Global Fund in three-pronged approach to resource mobilization
Japan has volunteered to host a pre-meeting for the Global Fund's 5th replenishment conference, kicking off the major resource mobilization effort in December 2015 ahead of the official launch of replenishment in mid-2016.
While it is expected that the bulk of the funds needed for the fight against the three diseases will come from the usual complement of donors, new efforts are being made to channel resources from other sources, including high net-worth individuals in implementing countries. Equally, the Secretariat presentation during the 33rd Board meeting on 1 April emphasized, maximizing domestic investments even beyond the willingness to pay requirements built into all of the grant agreements, remains a top priority.
The Global Fund raised some $12 billion during the 4th replenishment conference held in December 2013, short of its $15 billion goal but more than had ever been contributed to the Fund in a replenishment period. Since then, according to the Secretariat's presentation, an additional $172 million has come in, $130 from public donors and $42 million from partners in the private and charity sectors. Other opportunities are being explored with private sector contributors.
Engagement with high net-worth individuals in implementing countries has yielded interesting potential, the Secretariat said, to support programs from their home countries that have been listed in the register of unfunded quality demand. Currently nearly $2 billion in such programs -- ranging from a mass distribution of long-lasting insecticide-treated nets in Indonesia to behavior change programs for children and adolescents around TB and HIV in Mozambique -- has been recorded.

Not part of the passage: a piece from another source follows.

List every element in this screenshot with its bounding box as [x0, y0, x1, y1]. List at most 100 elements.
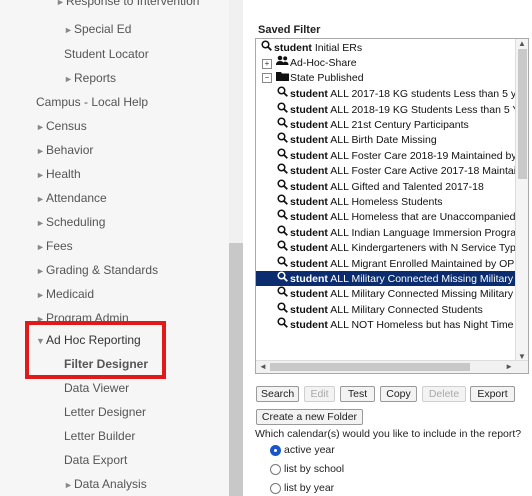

Thus far, $40 million has been committed from Indonesia's Tahir Foundation and another $15 million from the Tata Foundation in India. There have, however, been challenges in channelling the money, due to administrative issues that may require the money to come through the Fund's accounts in Switzerland before being returned to their respective countries: a challenge that underscores the timely need for the Fund to address the issue of privileges and immunities and develop its own network of accounts with commercial banks.
Unexplored potential for further partnership may also come from the ongoing but not fully realized Debt2Health initiative, which channels resources in developing countries that would normally be used to service debt repayments into health sector investments that have been identified by the Global Fund.
Still, the greatest untapped resource for more investment in health services, activities and commodities remains implementing countries themselves. While there are requirements across the portfolio for domestic resource commitments, the Fund is working with seven nations it has identified as priority countries-- Côte d'Ivoire, Ethiopia, Kenya, Nigeria, Pakistan, Senegal and Tanzania -- to explore how to leverage even more money. The phased approach begins with extracting the initial commitments to domestic financing (the WTP provisions that hold back 15% of grant funds until governments contribute their share). This is followed by collaborative work with partners -- both local and international -- to promote more innovative fundraising to support costed activities aligned with national strategic plans, and, finally, wider advocacy to harness the power of regional initiatives that can work at the national and regional level to bring more financial support to bear on the disease response.
One constituency noted that collaborations with wider initiatives such as the World Health Organization's Partnership for MNCH might be worth exploring for greater opportunities to participate in, and have access to, a wider resource pool.